Esc and save and You need to restart netif.

sudo /etc/rc.d/netif restart

Your wifi is now configured, you might have to turn wlan0 up.

sudo ifconfig wlan0 up

If you have no output with sudo ifconfig | grep -B 3 802.11, this can mean your WiFi kernel Module is not compile in GhostBSD or your WiFi card is not yet supported by FreeBSD. Please fill out a problem report form this will help us to make GhostBSD better.

Why the WiFi Network Manager don't work?

You might look at #Why my WiFi don't work? (from above). If you have your WiFi Configured and the WiFi Network Manager still not working.

sudo ifconfig wlan0 scan

You should have something similar to this:

SSID/MESH ID    BSSID              CHAN RATE   S:N     INT CAPS
rogerwifi       bc:14:01:e6:33:48    1   54M -23:-42  100 EP   WPS HTCAP WPA RSN WME
-               bc:14:01:e6:33:49    1   54M -20:-38  100 EP   HTCAP RSN WME
WLAN_6EF1       00:13:f7:c4:6e:f3   11   54M -12:-21  200 ES  
BSDHacker       5c:d9:98:69:df:2e   11   54M -15:-27  100 EP   HTCAP WPA WME WPS

If not sudo ifconfig wlan0 up scan should do it. Now you can setup to your network.
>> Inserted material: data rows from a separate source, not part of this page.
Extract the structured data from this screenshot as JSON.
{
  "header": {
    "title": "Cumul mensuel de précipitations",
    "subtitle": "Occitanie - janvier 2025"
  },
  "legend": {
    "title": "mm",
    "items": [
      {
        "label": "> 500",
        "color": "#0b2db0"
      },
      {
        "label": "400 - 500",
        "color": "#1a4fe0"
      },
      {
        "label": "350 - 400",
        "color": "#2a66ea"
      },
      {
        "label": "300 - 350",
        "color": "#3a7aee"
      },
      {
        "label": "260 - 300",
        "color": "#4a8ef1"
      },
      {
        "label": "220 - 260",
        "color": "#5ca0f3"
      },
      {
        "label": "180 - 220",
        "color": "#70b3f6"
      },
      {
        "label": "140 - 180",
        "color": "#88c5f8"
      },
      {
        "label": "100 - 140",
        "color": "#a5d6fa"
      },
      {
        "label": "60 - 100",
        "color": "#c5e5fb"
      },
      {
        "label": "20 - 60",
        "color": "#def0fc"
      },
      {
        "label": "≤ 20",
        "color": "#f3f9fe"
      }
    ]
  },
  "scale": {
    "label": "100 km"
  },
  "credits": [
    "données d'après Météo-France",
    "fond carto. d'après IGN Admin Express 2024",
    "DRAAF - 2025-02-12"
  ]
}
From above you have none encrypted and encrypted WiFi network.

For a none encrypted WiFi network add to /etc/wpa_supplicant.conf.

network={
        ssid="WLAN_6EF1"
        bssid=00:13:f7:c4:6e:f3
        key_mgmt=NONE
}

For an encrypted WiFi network add to /etc/wpa_supplicant.conf.

network={
        ssid="BSDHacker"
        bssid=5c:d9:98:69:df:2e
        key_mgmt=WPA-PSK
        proto=WPA
        psk="yourpasword"
}

For more completed documentation see Wireless Networking.

If sudo ifconfig wlan0 up scan still not scanning, please fill out a problem report form this will help us to make GhostBSD better.

Hardware

Does GhostBSD support the 3D acceleration of my graphics card?
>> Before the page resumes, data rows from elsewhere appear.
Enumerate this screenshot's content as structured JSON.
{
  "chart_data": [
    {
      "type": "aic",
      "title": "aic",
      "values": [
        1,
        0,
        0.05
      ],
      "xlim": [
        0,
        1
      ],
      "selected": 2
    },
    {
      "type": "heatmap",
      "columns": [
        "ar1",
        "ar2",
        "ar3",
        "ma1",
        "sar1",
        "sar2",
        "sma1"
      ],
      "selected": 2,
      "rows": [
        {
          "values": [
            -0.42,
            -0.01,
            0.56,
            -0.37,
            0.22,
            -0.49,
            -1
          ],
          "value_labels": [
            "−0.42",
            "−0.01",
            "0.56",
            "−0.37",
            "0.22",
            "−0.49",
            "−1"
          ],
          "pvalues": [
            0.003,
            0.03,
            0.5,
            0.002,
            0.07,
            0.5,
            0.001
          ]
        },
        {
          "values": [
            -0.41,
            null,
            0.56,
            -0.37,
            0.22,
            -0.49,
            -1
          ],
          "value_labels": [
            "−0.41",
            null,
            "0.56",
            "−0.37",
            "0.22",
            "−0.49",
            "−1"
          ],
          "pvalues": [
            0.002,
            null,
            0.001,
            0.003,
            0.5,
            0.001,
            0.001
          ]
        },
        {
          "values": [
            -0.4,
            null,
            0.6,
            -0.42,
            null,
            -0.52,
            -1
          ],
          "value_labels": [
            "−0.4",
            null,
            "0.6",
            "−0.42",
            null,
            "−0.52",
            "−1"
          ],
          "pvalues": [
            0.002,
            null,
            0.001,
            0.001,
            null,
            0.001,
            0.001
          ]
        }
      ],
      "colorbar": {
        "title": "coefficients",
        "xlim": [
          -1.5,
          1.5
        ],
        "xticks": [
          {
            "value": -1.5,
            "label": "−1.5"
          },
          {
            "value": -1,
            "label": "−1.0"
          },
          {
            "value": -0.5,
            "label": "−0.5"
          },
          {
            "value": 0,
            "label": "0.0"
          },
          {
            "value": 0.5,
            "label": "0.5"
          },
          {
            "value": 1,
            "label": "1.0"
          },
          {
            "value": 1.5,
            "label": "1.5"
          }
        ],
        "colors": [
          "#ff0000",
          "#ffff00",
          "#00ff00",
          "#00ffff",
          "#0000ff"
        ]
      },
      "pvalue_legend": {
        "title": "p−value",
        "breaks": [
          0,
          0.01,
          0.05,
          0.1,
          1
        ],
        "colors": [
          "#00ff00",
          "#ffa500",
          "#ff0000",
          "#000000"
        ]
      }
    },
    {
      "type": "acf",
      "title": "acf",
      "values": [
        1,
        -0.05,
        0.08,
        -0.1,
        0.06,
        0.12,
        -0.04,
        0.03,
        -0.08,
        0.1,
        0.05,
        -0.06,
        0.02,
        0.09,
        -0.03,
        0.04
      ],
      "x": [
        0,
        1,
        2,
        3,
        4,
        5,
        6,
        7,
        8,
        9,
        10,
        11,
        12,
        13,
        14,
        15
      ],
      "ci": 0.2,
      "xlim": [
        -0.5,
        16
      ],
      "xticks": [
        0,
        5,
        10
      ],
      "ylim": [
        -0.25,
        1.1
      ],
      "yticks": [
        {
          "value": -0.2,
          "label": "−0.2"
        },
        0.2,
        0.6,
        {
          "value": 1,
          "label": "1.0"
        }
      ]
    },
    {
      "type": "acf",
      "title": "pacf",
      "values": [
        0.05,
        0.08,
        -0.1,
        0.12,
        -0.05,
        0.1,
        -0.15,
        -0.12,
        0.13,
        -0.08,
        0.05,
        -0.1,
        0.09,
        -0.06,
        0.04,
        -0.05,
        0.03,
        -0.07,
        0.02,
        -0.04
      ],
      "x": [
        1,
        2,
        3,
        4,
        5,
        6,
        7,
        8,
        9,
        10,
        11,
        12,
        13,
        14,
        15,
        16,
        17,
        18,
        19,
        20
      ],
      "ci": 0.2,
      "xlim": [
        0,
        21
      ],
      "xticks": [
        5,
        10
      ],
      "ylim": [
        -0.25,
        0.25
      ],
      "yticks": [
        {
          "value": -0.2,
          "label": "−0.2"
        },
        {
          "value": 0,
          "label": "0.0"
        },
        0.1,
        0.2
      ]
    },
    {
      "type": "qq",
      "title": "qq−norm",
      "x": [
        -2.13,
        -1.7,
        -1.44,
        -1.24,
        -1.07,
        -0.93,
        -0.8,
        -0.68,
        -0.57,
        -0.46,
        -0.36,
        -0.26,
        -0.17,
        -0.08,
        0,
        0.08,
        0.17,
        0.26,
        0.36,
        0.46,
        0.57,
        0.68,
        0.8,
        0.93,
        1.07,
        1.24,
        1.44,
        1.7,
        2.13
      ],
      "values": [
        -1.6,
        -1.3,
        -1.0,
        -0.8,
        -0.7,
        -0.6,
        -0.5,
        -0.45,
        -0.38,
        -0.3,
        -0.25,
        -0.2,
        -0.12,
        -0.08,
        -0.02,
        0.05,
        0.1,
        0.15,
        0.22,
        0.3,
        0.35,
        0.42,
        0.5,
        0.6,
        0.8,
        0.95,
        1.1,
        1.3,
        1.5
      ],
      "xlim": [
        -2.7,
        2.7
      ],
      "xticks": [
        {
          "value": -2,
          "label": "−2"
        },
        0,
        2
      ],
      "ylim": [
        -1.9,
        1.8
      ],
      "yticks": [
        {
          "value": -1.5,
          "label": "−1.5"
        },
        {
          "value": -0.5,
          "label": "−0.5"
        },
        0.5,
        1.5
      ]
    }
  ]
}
It depends on the hardware of your graphics card, to have support by GhostBSD (or not).[1]

ATI/Radeon

3D acceleration will not work on ATI or Radeon cards until FreeBSD completes its TTM[2] work (possibly in time for FreeBSD 10.0)[3]. You can still use these cards, but you will have to choose the 2D driver, and if that does not work, you will need to resort to using the Vesa driver.

Intel

GhostBSD supports 3D acceleration on most Intel graphics cards. Due to the current KMS support[4], you will not be able to switch between the graphical console and a virtual console (using Crtl+Alt+F#).

Nvidia Graphics

Yes! But nvidia-driver must be loaded.[5] The software can be installed easily, for example by using the (bxPKG/pkg) Package Manager.